Mahkememizin 2022/1176 Esas sayılı dosyasının 14/03/2023 tarihli celsesinde davalı … Şirketi yönünden açılan davanın tefrikine karar verilmiş olup, davalı sigorta şirketi yönünden ayrılan dava, mahkememiz esasının yukarıda belirtilen sırasına kaydedilmiştir.
CEVAP :
Davalı … Şirketi cevap dilekçesinde özetle; Dava konusu kazaya karıştığı ifade edilen … plakalı aracın müvekkili şirket tarafından … no.lu zorunlu mali mesuliyet sigorta poliçesi ile sigortalı olduğunu, davayı kabul anlamına gelmemekle birlikte mahkemece müvekkili şirketin sorumluluğu bulunduğuna kanaat getirilmesi halinde sorumlulukların sigortalının kusur oranında ve teminat limiti ile sınırlı olduğunu, kazanın meydana gelmesinde müvekkili şirket nezdinde sigortalı … plakalı aracın herhangi bir kusuru bulunmadığını, kaldı ki, müvekkili sigorta şirketi tarafından davacı tarafa dava konusu 30.09.2022 tarihli kaza sebebiyetiyle, 21.10.2022 tarihinde 42.416,75- TL maddi hasar tazminatı ödemesi yapıldığını, yapılan bu ödeme ile müvekkili sigorta şirketinin başkaca bir sorumluluğu kalmadığını, ayrıca dava konusu kazaya ilişkin olarak davacı tarafından müvekkili şirkete herhangi bir başvuru yapılmadını ve dava şartı olan zorunlu başvuru şartının yerine getirilmediğini beyan ederek davanın öncelikle usulden, aksi halde esastan reddine karar verilmesini talep etmiştir.
GEREKÇE :
Dava, trafik kazası nedeniyle oluşan hasar bedeli ve ticari kazanç kaybı talebine ilişkindir.
Davacı tarafından davalı sigorta şirketinden ZMMS kapsamında talepte bulunulmuştur.

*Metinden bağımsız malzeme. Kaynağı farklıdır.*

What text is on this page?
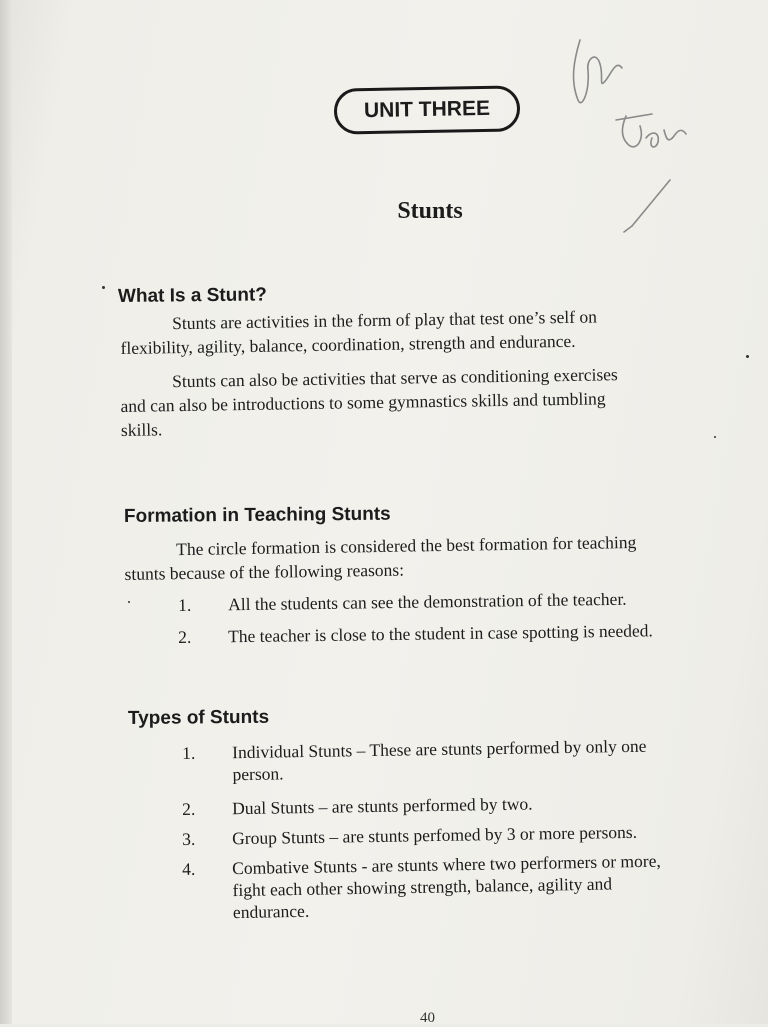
UNIT THREE
Stunts
What Is a Stunt?
Stunts are activities in the form of play that test one’s self on
flexibility, agility, balance, coordination, strength and endurance.
Stunts can also be activities that serve as conditioning exercises
and can also be introductions to some gymnastics skills and tumbling
skills.
Formation in Teaching Stunts
The circle formation is considered the best formation for teaching
stunts because of the following reasons:
1. All the students can see the demonstration of the teacher.
2. The teacher is close to the student in case spotting is needed.
Types of Stunts
1. Individual Stunts – These are stunts performed by only one
person.
2. Dual Stunts – are stunts performed by two.
3. Group Stunts – are stunts perfomed by 3 or more persons.
4. Combative Stunts - are stunts where two performers or more,
fight each other showing strength, balance, agility and
endurance.
40
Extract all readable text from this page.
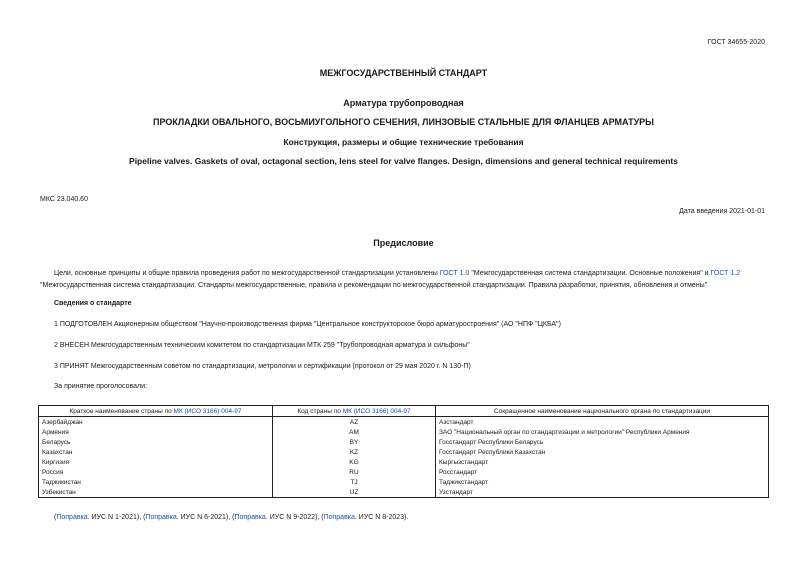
ГОСТ 34655-2020
МЕЖГОСУДАРСТВЕННЫЙ СТАНДАРТ
Арматура трубопроводная
ПРОКЛАДКИ ОВАЛЬНОГО, ВОСЬМИУГОЛЬНОГО СЕЧЕНИЯ, ЛИНЗОВЫЕ СТАЛЬНЫЕ ДЛЯ ФЛАНЦЕВ АРМАТУРЫ
Конструкция, размеры и общие технические требования
Pipeline valves. Gaskets of oval, octagonal section, lens steel for valve flanges. Design, dimensions and general technical requirements
МКС 23.040.60
Дата введения 2021-01-01
Предисловие
Цели, основные принципы и общие правила проведения работ по межгосударственной стандартизации установлены ГОСТ 1.0 "Межгосударственная система стандартизации. Основные положения" и ГОСТ 1.2 "Межгосударственная система стандартизации. Стандарты межгосударственные, правила и рекомендации по межгосударственной стандартизации. Правила разработки, принятия, обновления и отмены"
Сведения о стандарте
1 ПОДГОТОВЛЕН Акционерным обществом "Научно-производственная фирма "Центральное конструкторское бюро арматуростроения" (АО "НПФ "ЦКБА")
2 ВНЕСЕН Межгосударственным техническим комитетом по стандартизации МТК 259 "Трубопроводная арматура и сильфоны"
3 ПРИНЯТ Межгосударственным советом по стандартизации, метрологии и сертификации (протокол от 29 мая 2020 г. N 130-П)
За принятие проголосовали:
Краткое наименование страны по МК (ИСО 3166) 004-97	Код страны по МК (ИСО 3166) 004-97	Сокращенное наименование национального органа по стандартизации
Азербайджан	AZ	Азстандарт
Армения	AM	ЗАО "Национальный орган по стандартизации и метрологии" Республики Армения
Беларусь	BY	Госстандарт Республики Беларусь
Казахстан	KZ	Госстандарт Республики Казахстан
Киргизия	KG	Кыргызстандарт
Россия	RU	Росстандарт
Таджикистан	TJ	Таджикстандарт
Узбекистан	UZ	Узстандарт
(Поправка. ИУС N 1-2021), (Поправка. ИУС N 6-2021), (Поправка. ИУС N 9-2022), (Поправка. ИУС N 8-2023).
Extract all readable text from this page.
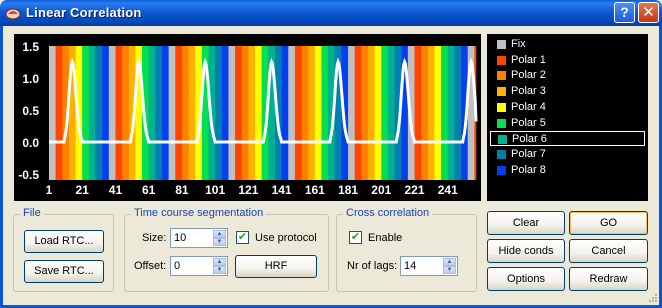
Linear Correlation	? ✕
1.5
1.0
0.5
0.0
-0.5
1 21 41 61 81 101 121 141 161 181 201 221 241
Fix
Polar 1
Polar 2
Polar 3
Polar 4
Polar 5
Polar 6
Polar 7
Polar 8
File
Load RTC...
Save RTC...
Time course segmentation
Size: 10	▲
▼	✔ Use protocol
Offset: 0	▲
▼	HRF
Cross correlation
✔ Enable
Nr of lags: 14	▲
▼
Clear	GO
Hide conds	Cancel
Options	Redraw
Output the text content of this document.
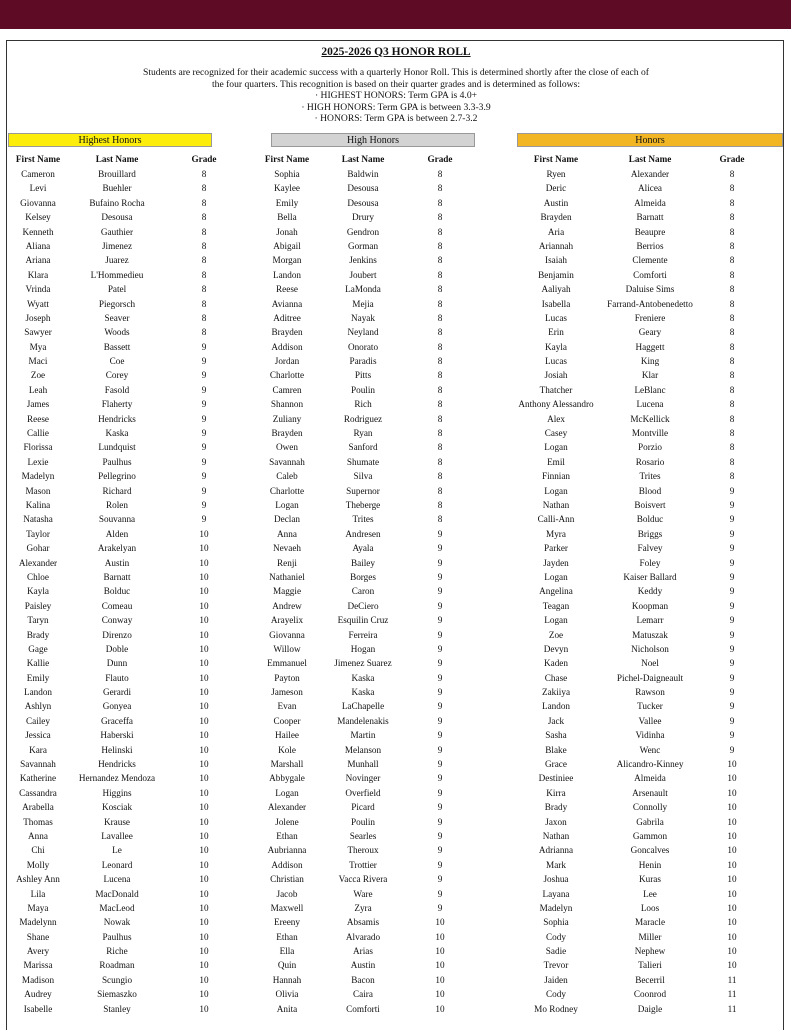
2025-2026 Q3 HONOR ROLL
Students are recognized for their academic success with a quarterly Honor Roll. This is determined shortly after the close of each of
the four quarters. This recognition is based on their quarter grades and is determined as follows:
· HIGHEST HONORS: Term GPA is 4.0+
· HIGH HONORS: Term GPA is between 3.3-3.9
· HONORS: Term GPA is between 2.7-3.2
Highest Honors	High Honors	Honors
First Name	Last Name	Grade	First Name	Last Name	Grade	First Name	Last Name	Grade
Cameron	Brouillard	8	Sophia	Baldwin	8	Ryen	Alexander	8
Levi	Buehler	8	Kaylee	Desousa	8	Deric	Alicea	8
Giovanna	Bufaino Rocha	8	Emily	Desousa	8	Austin	Almeida	8
Kelsey	Desousa	8	Bella	Drury	8	Brayden	Barnatt	8
Kenneth	Gauthier	8	Jonah	Gendron	8	Aria	Beaupre	8
Aliana	Jimenez	8	Abigail	Gorman	8	Ariannah	Berrios	8
Ariana	Juarez	8	Morgan	Jenkins	8	Isaiah	Clemente	8
Klara	L'Hommedieu	8	Landon	Joubert	8	Benjamin	Comforti	8
Vrinda	Patel	8	Reese	LaMonda	8	Aaliyah	Daluise Sims	8
Wyatt	Piegorsch	8	Avianna	Mejia	8	Isabella	Farrand-Antobenedetto	8
Joseph	Seaver	8	Aditree	Nayak	8	Lucas	Freniere	8
Sawyer	Woods	8	Brayden	Neyland	8	Erin	Geary	8
Mya	Bassett	9	Addison	Onorato	8	Kayla	Haggett	8
Maci	Coe	9	Jordan	Paradis	8	Lucas	King	8
Zoe	Corey	9	Charlotte	Pitts	8	Josiah	Klar	8
Leah	Fasold	9	Camren	Poulin	8	Thatcher	LeBlanc	8
James	Flaherty	9	Shannon	Rich	8	Anthony Alessandro	Lucena	8
Reese	Hendricks	9	Zuliany	Rodriguez	8	Alex	McKellick	8
Callie	Kaska	9	Brayden	Ryan	8	Casey	Montville	8
Florissa	Lundquist	9	Owen	Sanford	8	Logan	Porzio	8
Lexie	Paulhus	9	Savannah	Shumate	8	Emil	Rosario	8
Madelyn	Pellegrino	9	Caleb	Silva	8	Finnian	Trites	8
Mason	Richard	9	Charlotte	Supernor	8	Logan	Blood	9
Kalina	Rolen	9	Logan	Theberge	8	Nathan	Boisvert	9
Natasha	Souvanna	9	Declan	Trites	8	Calli-Ann	Bolduc	9
Taylor	Alden	10	Anna	Andresen	9	Myra	Briggs	9
Gohar	Arakelyan	10	Nevaeh	Ayala	9	Parker	Falvey	9
Alexander	Austin	10	Renji	Bailey	9	Jayden	Foley	9
Chloe	Barnatt	10	Nathaniel	Borges	9	Logan	Kaiser Ballard	9
Kayla	Bolduc	10	Maggie	Caron	9	Angelina	Keddy	9
Paisley	Comeau	10	Andrew	DeCiero	9	Teagan	Koopman	9
Taryn	Conway	10	Arayelix	Esquilin Cruz	9	Logan	Lemarr	9
Brady	Direnzo	10	Giovanna	Ferreira	9	Zoe	Matuszak	9
Gage	Doble	10	Willow	Hogan	9	Devyn	Nicholson	9
Kallie	Dunn	10	Emmanuel	Jimenez Suarez	9	Kaden	Noel	9
Emily	Flauto	10	Payton	Kaska	9	Chase	Pichel-Daigneault	9
Landon	Gerardi	10	Jameson	Kaska	9	Zakiiya	Rawson	9
Ashlyn	Gonyea	10	Evan	LaChapelle	9	Landon	Tucker	9
Cailey	Graceffa	10	Cooper	Mandelenakis	9	Jack	Vallee	9
Jessica	Haberski	10	Hailee	Martin	9	Sasha	Vidinha	9
Kara	Helinski	10	Kole	Melanson	9	Blake	Wenc	9
Savannah	Hendricks	10	Marshall	Munhall	9	Grace	Alicandro-Kinney	10
Katherine	Hernandez Mendoza	10	Abbygale	Novinger	9	Destiniee	Almeida	10
Cassandra	Higgins	10	Logan	Overfield	9	Kirra	Arsenault	10
Arabella	Kosciak	10	Alexander	Picard	9	Brady	Connolly	10
Thomas	Krause	10	Jolene	Poulin	9	Jaxon	Gabrila	10
Anna	Lavallee	10	Ethan	Searles	9	Nathan	Gammon	10
Chi	Le	10	Aubrianna	Theroux	9	Adrianna	Goncalves	10
Molly	Leonard	10	Addison	Trottier	9	Mark	Henin	10
Ashley Ann	Lucena	10	Christian	Vacca Rivera	9	Joshua	Kuras	10
Lila	MacDonald	10	Jacob	Ware	9	Layana	Lee	10
Maya	MacLeod	10	Maxwell	Zyra	9	Madelyn	Loos	10
Madelynn	Nowak	10	Ereeny	Absamis	10	Sophia	Maracle	10
Shane	Paulhus	10	Ethan	Alvarado	10	Cody	Miller	10
Avery	Riche	10	Ella	Arias	10	Sadie	Nephew	10
Marissa	Roadman	10	Quin	Austin	10	Trevor	Talieri	10
Madison	Scungio	10	Hannah	Bacon	10	Jaiden	Becerril	11
Audrey	Siemaszko	10	Olivia	Caira	10	Cody	Coonrod	11
Isabelle	Stanley	10	Anita	Comforti	10	Mo Rodney	Daigle	11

14.04.2016 tarihli 6704 sayılı yasanın 5. maddesi ile 2918 sayılı KTK nın 97.maddesi; “Zarar görenin, zorunlu mali sorumluluk sigortasında öngörülen sınırlar içinde dava yoluna gitmeden önce ilgili sigorta kuruluşuna yazılı başvuruda bulunması gerekir. Sigorta kuruluşunun başvuru tarihinden itibaren en geç 15 gün içinde başvuruyu yazılı olarak cevaplamaması veya verilen cevabın talebi karşılamadığına ilişkin uyuşmazlık olması hâlinde, zarar gören dava açabilir veya 5684 sayılı Kanun çerçevesinde tahkime başvurabilir.” şeklinde düzenlenmiştir. Buna göre dava öncesi sigorta kuruluşuna yazılı başvuru zorunluluğu dava şartı olarak öngörülmüştür.
HMK’nın, dava şartlarını düzenleyen 114/2 maddesinde ise ” Diğer kanunlarda yer alan dava şartlarına ilişkin hükümler saklıdır.” denilmiştir.
Somut olayda, ZMSS kapsamında talepte bulunan davacı yanca, yasal değişiklikten sonra 30/09/2022 tarihinde meydana gelen kaza için 07/11/2022 tarihinde dava açılmıştır. Davacının, verilen kesin süre sona erdikten sonra 14/03/2022 tarihli celsede alınan beyanından, davalı sigorta şirketine karşı dava açmadan önce ve sonra 2918 sayılı KTK’nun 97. maddesi gereğince “davalı kuruma başvuru” dava şartını yerine getirmediği anlaşılmış, verilen kesin süre içerisinde de davacı tarafça dava şartı eksikliği giderilmemiştir. Hal böyle olunca davacının davalı … A.Ş. aleyhine açmış olduğu davanın 6100 Sayılı HMK’nun 114/2 ve 115/2 maddeleri gereğince usulden reddine karar verilerek aşağıdaki şekilde hüküm kurulmuştur.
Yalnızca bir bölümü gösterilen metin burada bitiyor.